India gets consular access to 5 men arrested in China on drug charges

  • Sutirtho Patranobis, Hindustan Times, Beijing
  • Updated: Sep 21, 2016 21:54 IST
Chinese authorities have alleged that the men from Kolkata were caught with large caches of hashish. (HT file photo)

The five Indian men arrested in China for allegedly smuggling drugs will finally be able to send word to their families in Kolkata weeks after they were nabbed at Kunming airport. 

On Tuesday, the five men were allowed to share their personal details with an Indian diplomat from the Guangzhou consulate – the first time an Indian official was given access to the group.  

The suspects themselves are barred from contacting their families under Chinese law. The Guangzhou consulate is expected to contact their families on Thursday. 

The families could be in for some harsh news. Chinese lawyers have told Hindustan Times that if convicted, the men will face prison sentences of 15 years or more. 

Chinese authorities have alleged that the men were caught with large caches of hashish.

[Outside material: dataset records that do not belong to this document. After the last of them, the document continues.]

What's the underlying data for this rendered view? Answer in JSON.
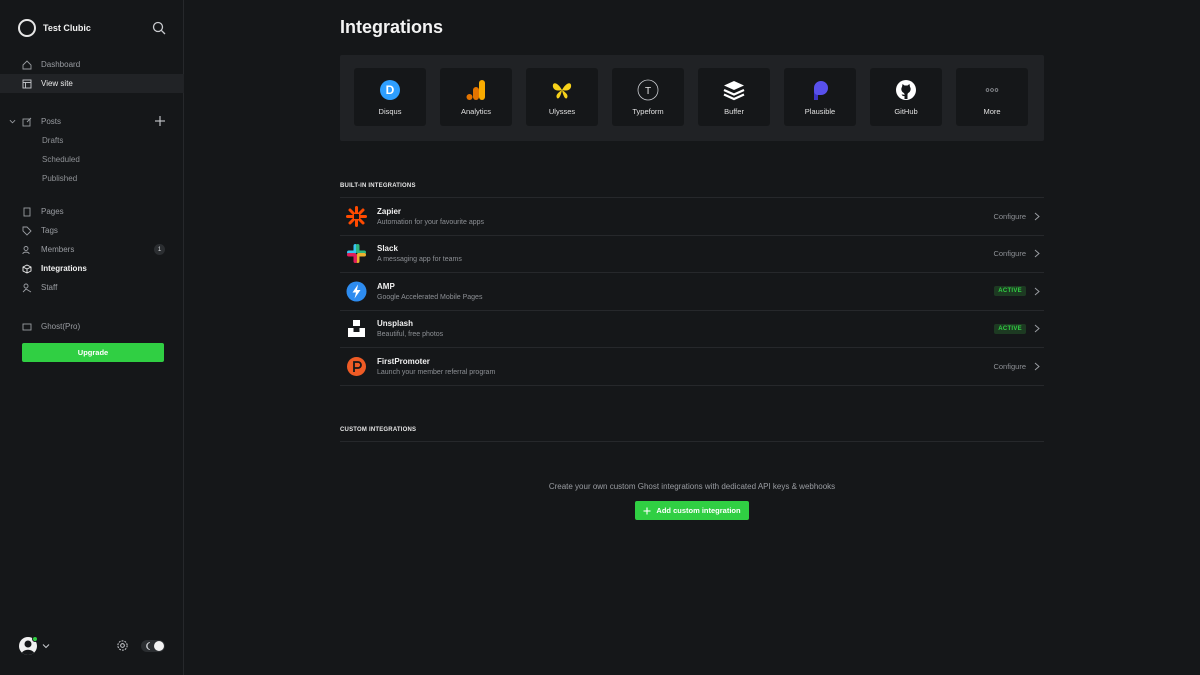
{
  "brand": {
    "name": "Test Clubic"
  },
  "sidebar": {
    "nav": [
      {
        "label": "Dashboard",
        "icon": "home-icon"
      },
      {
        "label": "View site",
        "icon": "layout-icon"
      }
    ],
    "posts": {
      "label": "Posts",
      "sub": [
        "Drafts",
        "Scheduled",
        "Published"
      ]
    },
    "nav2": [
      {
        "label": "Pages",
        "icon": "pages-icon"
      },
      {
        "label": "Tags",
        "icon": "tag-icon"
      },
      {
        "label": "Members",
        "icon": "members-icon",
        "badge": "1"
      },
      {
        "label": "Integrations",
        "icon": "integrations-icon"
      },
      {
        "label": "Staff",
        "icon": "staff-icon"
      }
    ],
    "ghost_pro": "Ghost(Pro)",
    "upgrade": "Upgrade"
  },
  "main": {
    "title": "Integrations",
    "tiles": [
      {
        "label": "Disqus",
        "icon": "disqus-icon"
      },
      {
        "label": "Analytics",
        "icon": "analytics-icon"
      },
      {
        "label": "Ulysses",
        "icon": "ulysses-icon"
      },
      {
        "label": "Typeform",
        "icon": "typeform-icon"
      },
      {
        "label": "Buffer",
        "icon": "buffer-icon"
      },
      {
        "label": "Plausible",
        "icon": "plausible-icon"
      },
      {
        "label": "GitHub",
        "icon": "github-icon"
      },
      {
        "label": "More",
        "icon": "more-icon"
      }
    ],
    "builtin_heading": "BUILT-IN INTEGRATIONS",
    "builtin": [
      {
        "name": "Zapier",
        "desc": "Automation for your favourite apps",
        "status": "Configure",
        "icon": "zapier-icon"
      },
      {
        "name": "Slack",
        "desc": "A messaging app for teams",
        "status": "Configure",
        "icon": "slack-icon"
      },
      {
        "name": "AMP",
        "desc": "Google Accelerated Mobile Pages",
        "status": "ACTIVE",
        "icon": "amp-icon"
      },
      {
        "name": "Unsplash",
        "desc": "Beautiful, free photos",
        "status": "ACTIVE",
        "icon": "unsplash-icon"
      },
      {
        "name": "FirstPromoter",
        "desc": "Launch your member referral program",
        "status": "Configure",
        "icon": "firstpromoter-icon"
      }
    ],
    "custom_heading": "CUSTOM INTEGRATIONS",
    "custom_text": "Create your own custom Ghost integrations with dedicated API keys & webhooks",
    "add_custom": "Add custom integration"
  },
  "colors": {
    "accent": "#30cf43",
    "bg": "#151719",
    "panel": "#202225"
  }
}
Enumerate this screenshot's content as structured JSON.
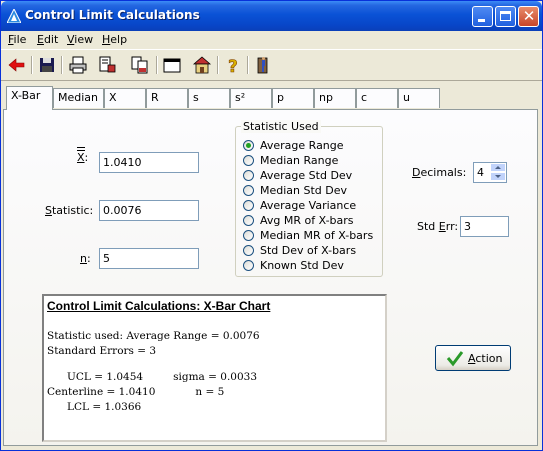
{
  "window": {
    "title": "Control Limit Calculations"
  },
  "menu": {
    "file": {
      "u": "F",
      "rest": "ile"
    },
    "edit": {
      "u": "E",
      "rest": "dit"
    },
    "view": {
      "u": "V",
      "rest": "iew"
    },
    "help": {
      "u": "H",
      "rest": "elp"
    }
  },
  "tabs": [
    "X-Bar",
    "Median",
    "X",
    "R",
    "s",
    "s²",
    "p",
    "np",
    "c",
    "u"
  ],
  "fields": {
    "xbarbar_label": "X",
    "xbarbar_value": "1.0410",
    "statistic_label_u": "S",
    "statistic_label_rest": "tatistic:",
    "statistic_value": "0.0076",
    "n_label_u": "n",
    "n_value": "5"
  },
  "statistic_used": {
    "title": "Statistic Used",
    "options": [
      "Average Range",
      "Median Range",
      "Average Std Dev",
      "Median Std Dev",
      "Average Variance",
      "Avg MR of X-bars",
      "Median MR of X-bars",
      "Std Dev of X-bars",
      "Known Std Dev"
    ],
    "selected": 0
  },
  "decimals": {
    "label_u": "D",
    "label_rest": "ecimals:",
    "value": "4"
  },
  "std_err": {
    "label_pre": "Std ",
    "label_u": "E",
    "label_rest": "rr:",
    "value": "3"
  },
  "output": {
    "title": "Control Limit Calculations:  X-Bar Chart",
    "lines": [
      "Statistic used: Average Range = 0.0076",
      "Standard Errors = 3",
      "",
      "      UCL = 1.0454         sigma = 0.0033",
      "Centerline = 1.0410            n = 5",
      "      LCL = 1.0366"
    ]
  },
  "action": {
    "u": "A",
    "rest": "ction"
  },
  "colors": {
    "titlebar": "#0a52d6",
    "window_border": "#0831d9",
    "face": "#ece9d8",
    "check": "#2a9a2a"
  },
  "icons": [
    "back-arrow-icon",
    "save-icon",
    "print-icon",
    "print-preview-icon",
    "copy-icon",
    "paste-icon",
    "window-icon",
    "home-icon",
    "help-icon",
    "exit-icon"
  ]
}
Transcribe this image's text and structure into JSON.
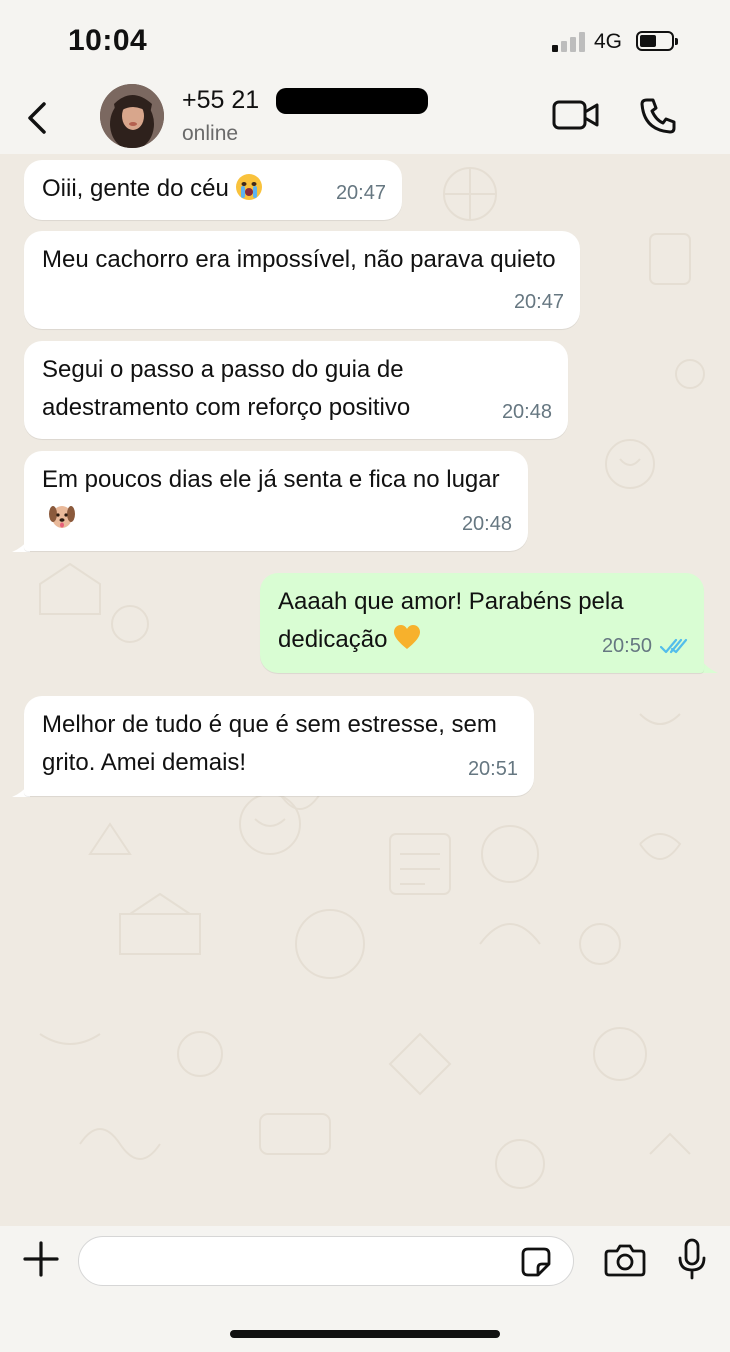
{
  "status_bar": {
    "time": "10:04",
    "network": "4G",
    "signal_bars_active": 1,
    "signal_bars_total": 4,
    "battery_level": 0.45
  },
  "header": {
    "contact_name": "+55 21",
    "contact_status": "online",
    "back_icon": "chevron-left-icon",
    "video_icon": "video-camera-icon",
    "call_icon": "phone-icon"
  },
  "messages": [
    {
      "direction": "incoming",
      "text": "Oiii, gente do céu",
      "emoji": "crying-face",
      "time": "20:47"
    },
    {
      "direction": "incoming",
      "text": "Meu cachorro era impossível, não parava quieto",
      "time": "20:47"
    },
    {
      "direction": "incoming",
      "text": "Segui o passo a passo do guia de adestramento com reforço positivo",
      "time": "20:48"
    },
    {
      "direction": "incoming",
      "text": "Em poucos dias ele já senta e fica no lugar",
      "emoji": "dog-face",
      "time": "20:48"
    },
    {
      "direction": "outgoing",
      "text": "Aaaah que amor! Parabéns pela dedicação",
      "emoji": "yellow-heart",
      "time": "20:50",
      "read": true
    },
    {
      "direction": "incoming",
      "text": "Melhor de tudo é que é sem estresse, sem grito. Amei demais!",
      "time": "20:51"
    }
  ],
  "input": {
    "placeholder": "",
    "value": ""
  },
  "colors": {
    "incoming_bubble": "#ffffff",
    "outgoing_bubble": "#d9fdd3",
    "read_ticks": "#53bdeb",
    "chat_background": "#efeae2"
  }
}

“It is a very serious offence. According to the law, any deals related to the sales of marijuana over 1 kg could attract a punishment of a jail term of 15 years,” Shanghai-based lawyer Wang Chune said last week. 

For example, four Indians arrested with drugs at Nanning in south China in 2008 are serving life sentences, which could run for decades. 

The five men, residents of Kidderpore in Kolkata, have been identified as Sheikh Ahmad Ali, 46, Akrar Khan, 33, Feroz Khan, 31, Sheikh Ismail, 24, and Maqsud Alam, 24. Ismail is a student of Syama Prasad College in Kolkata. 

The Indian diplomat is learnt to have met each of the men separately and heard their version of events. 

Two of them were arrested on August 24 and the others were nabbed on September 6 after they disembarked from a flight from Kolkata. 

Officials have said that around 24 kg of hashish, an extract from the cannabis plant that is smoked after mixing with tobacco, were hidden in their luggage among packets of Indian snacks and scores of laptop bags. 

The men have denied knowledge of the drugs and said they were employed to transport the bags and snacks to traders in China. 

Except for Ismail, the rest have travelled to China several times to supply Indian goods to traders and pick up Chinese goods on their way back. 

The excess luggage, the men’s shabby appearances and heightened security for the G20 Summit in Hangzhou in east China resulted in the men being stopped during airport checks. Besides the bags and snacks, the five were carrying a single change of clothes. 

Chinese police are preparing the charge-sheet in the case, which has to be filed in court within 30 days of arrest. 

It remains to be seen whether the suspects can hire a lawyer through the Indian embassy or the police will provide a defence lawyer.